Cinema

“Nomadland”: uma crônica do capitalismo contemporâneo

A sensibilidade de Chloé Zhao e a caracterização de Frances McDormand são os destaques do novo filme candidato ao Oscar
A atriz Frances McDormand no papel de Fern em “Nomadland” (Foto: Internet)

Nomadland”, lançado em 2020, é um filme escrito, editado e dirigido pela cineasta de origem chinesa Chloé Zhao. O roteiro é uma adaptação do livro de não-ficção “Nomadland Surviving America in the Twenty-First Century”, escrito pela jornalista Jessica Bruder.

O longa-metragem é estrelado pela consagrada norte-americana Frances McDormand, que já ganhou duas vezes o Oscar de Melhor Atriz. Uma por sua interpretação em “Fargo” (1996) como Marge Gunderson e outra pela caracterização de Mildred Hayes em “Três Anúncios Para um Crime” (2017).

Este é o terceiro projeto de Zhao. Seus trabalhos anteriores foram “Songs My Brothers Taught Me” (2015) e “Domando o Destino” (2017). Sua cinematografia é tematicamente e formalmente coesa. É comum a presença da natureza, como um tema, e o uso criativo da profundidade de campo, no aspecto formal e estético.

O resultado dessa síntese é que a natureza costuma ser retratada como se fosse um personagem com vontade própria e não um mero pano de fundo para as histórias. Também é recorrente o uso da câmera na mão e o emprego de atores não-profissionais.

Fern, a protagonista interpretada por Frances, é uma mulher independente de meia-idade que acabou de perder o marido Bo, por quem era apaixonada, seu lar e seu emprego na pequena região de Empire (Nevada) — que vira uma cidade fantasma. Ela então toma a decisão de cair na estrada com seu veículo adaptado, que também utiliza como moradia.

A personagem se encaixa na condição dos chamados nômades modernos. Eles se dividem em duas categorias: pessoas que escolheram esse caminho por filosofia de vida ou convicção pessoal, e outras que foram forçadas a esta condição como consequência da crise do mercado imobiliário de 2008 nos EUA.
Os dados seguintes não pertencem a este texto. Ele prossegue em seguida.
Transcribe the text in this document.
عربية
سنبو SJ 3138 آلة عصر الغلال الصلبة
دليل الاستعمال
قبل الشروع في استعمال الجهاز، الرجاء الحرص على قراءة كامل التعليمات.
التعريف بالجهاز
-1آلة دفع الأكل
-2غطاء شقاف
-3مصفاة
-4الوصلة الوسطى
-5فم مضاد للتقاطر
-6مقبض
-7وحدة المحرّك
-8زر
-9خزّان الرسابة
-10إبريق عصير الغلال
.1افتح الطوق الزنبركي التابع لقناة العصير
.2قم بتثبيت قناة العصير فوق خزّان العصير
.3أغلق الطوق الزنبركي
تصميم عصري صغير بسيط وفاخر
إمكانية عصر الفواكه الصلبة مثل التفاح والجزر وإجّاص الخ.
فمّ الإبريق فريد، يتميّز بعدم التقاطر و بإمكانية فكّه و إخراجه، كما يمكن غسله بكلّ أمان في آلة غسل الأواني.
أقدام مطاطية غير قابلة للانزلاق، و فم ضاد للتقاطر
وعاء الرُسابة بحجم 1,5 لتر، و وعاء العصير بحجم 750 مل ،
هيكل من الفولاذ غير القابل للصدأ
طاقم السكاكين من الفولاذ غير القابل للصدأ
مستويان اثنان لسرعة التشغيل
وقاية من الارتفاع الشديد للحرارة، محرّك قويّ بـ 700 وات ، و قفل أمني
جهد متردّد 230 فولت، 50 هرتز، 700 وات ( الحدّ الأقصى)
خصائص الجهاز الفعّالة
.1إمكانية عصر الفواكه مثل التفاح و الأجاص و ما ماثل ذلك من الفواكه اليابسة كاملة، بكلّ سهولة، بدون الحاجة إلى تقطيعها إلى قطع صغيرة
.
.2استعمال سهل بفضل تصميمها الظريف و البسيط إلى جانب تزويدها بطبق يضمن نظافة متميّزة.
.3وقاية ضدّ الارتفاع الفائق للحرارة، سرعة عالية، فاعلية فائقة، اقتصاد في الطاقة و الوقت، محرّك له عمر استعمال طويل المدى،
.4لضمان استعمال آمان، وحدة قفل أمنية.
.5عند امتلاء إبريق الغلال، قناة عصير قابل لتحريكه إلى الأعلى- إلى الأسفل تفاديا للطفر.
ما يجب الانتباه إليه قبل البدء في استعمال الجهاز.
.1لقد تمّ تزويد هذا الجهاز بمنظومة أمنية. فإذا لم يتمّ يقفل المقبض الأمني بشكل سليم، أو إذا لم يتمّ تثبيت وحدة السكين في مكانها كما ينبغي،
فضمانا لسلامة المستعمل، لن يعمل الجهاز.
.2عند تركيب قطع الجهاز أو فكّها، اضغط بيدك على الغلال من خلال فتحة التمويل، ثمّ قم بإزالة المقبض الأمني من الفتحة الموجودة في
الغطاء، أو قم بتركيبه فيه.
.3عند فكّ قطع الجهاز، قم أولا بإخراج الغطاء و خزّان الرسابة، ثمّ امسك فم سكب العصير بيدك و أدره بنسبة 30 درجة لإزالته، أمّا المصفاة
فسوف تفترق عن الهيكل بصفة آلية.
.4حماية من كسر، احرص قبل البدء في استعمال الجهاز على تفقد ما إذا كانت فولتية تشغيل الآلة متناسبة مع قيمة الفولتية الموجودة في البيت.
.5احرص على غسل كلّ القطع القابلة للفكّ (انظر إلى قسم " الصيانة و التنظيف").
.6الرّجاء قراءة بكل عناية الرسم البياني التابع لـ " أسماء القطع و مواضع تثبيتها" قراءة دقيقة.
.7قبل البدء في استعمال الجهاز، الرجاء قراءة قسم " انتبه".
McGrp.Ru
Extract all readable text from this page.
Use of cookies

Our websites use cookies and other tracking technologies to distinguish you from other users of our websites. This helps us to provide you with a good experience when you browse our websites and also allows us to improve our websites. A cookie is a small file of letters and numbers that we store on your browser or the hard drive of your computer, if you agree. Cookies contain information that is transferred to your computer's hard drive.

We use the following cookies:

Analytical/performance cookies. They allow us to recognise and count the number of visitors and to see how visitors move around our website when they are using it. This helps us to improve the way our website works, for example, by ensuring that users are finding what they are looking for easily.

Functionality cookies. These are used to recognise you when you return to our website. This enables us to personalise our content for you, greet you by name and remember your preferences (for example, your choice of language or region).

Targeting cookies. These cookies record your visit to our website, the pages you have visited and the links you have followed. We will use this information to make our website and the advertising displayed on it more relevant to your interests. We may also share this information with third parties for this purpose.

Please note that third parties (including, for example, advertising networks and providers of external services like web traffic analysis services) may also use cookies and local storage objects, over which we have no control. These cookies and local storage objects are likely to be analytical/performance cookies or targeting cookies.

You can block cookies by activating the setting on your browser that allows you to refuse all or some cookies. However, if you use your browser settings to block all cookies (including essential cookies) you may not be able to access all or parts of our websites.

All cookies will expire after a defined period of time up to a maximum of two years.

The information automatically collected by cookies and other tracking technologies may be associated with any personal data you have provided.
Este último grupo não é tão explorado no filme como no livro. Os comentários sociais e políticos na adaptação cinematográfica são mais sutis. A diretora não se limita a expor à alienação do trabalho no mundo contemporâneo, que é evidente e aludida indiretamente, mas sim focar na história de vida daquelas pessoas — cada uma delas. Elas não são utilizadas como meio para servirem de metáfora para algo ou impor um ponto de vista, cada uma é tratada como um fim em si.

Cada ser humano carrega uma história de vida única. Chloé Zhao oferece uma plataforma para que esses indivíduos possam se expressar da forma mais transparente possível. A obra flerta um pouco com o documentário, como os os trabalhos anteriores da cineasta, e utiliza atores não profissionais que interpretam a si mesmos — como é o caso de Swank, Linda May e Bob Wells (a maioria deles está presente no livro de Jessica Bruder, com exceção de Fern).

Pôster de “Nomadland”

O fato de não sabermos muita coisa sobre a vida anterior de Fern à torna um receptáculo perfeito ao público que pode se identificar com ela, como se compartilhasse da mesma jornada. Isso também dá mais espaço para o espectador imaginar o que se passa em sua cabeça e até se projetar na personagem, visto que esta não verbaliza tanto suas angústias.

Soma-se a isso a simpatia natural que a audiência nutre por McDormand em virtude de seus papéis anteriores — principalmente o mais recente como Mildred Hayes em “Três Anúncios Para um Crime”, onde interpretou uma mãe em uma luta incansável por justiça pelo assassinato da sua filha.

A sutileza com que Zhao filma a história também é um dos destaques do longa ao lado da caracterização de Frances McDormand. A diretora respeita o material que está sendo filmado, sejam eles pessoas ou lugares, e não se impõe nenhuma vez a ele. A utilização da câmera na mão cria uma intimidade natural com o que está sendo registrado. É como se ela se moldasse/ adaptasse aos gestos de seus personagens, estivesse ao seu serviço.

O uso da profundidade de campo nas cenas ao ar livre também é um fator que se sobressai. Os planos enfatizam a vastidão daquele espaço e a infinidade de possibilidades abertas decorrentes dele, além de uma sensação única de liberdade e beleza.

Nomadland” é mais do que um filme de road-trip. Se trata de uma crônica do capitalismo contemporâneo norte-americano, um retrato da solidão e um registro íntimo da importância da amizade num mundo com relações fragmentadas. Além de ilustrar a busca incessante de algumas pessoas tentando construir outro modo de vida e resgatar um senso de comunidade perdido, a obra também é um retrato da crise existencial, espiritual, econômica e política de uma nação.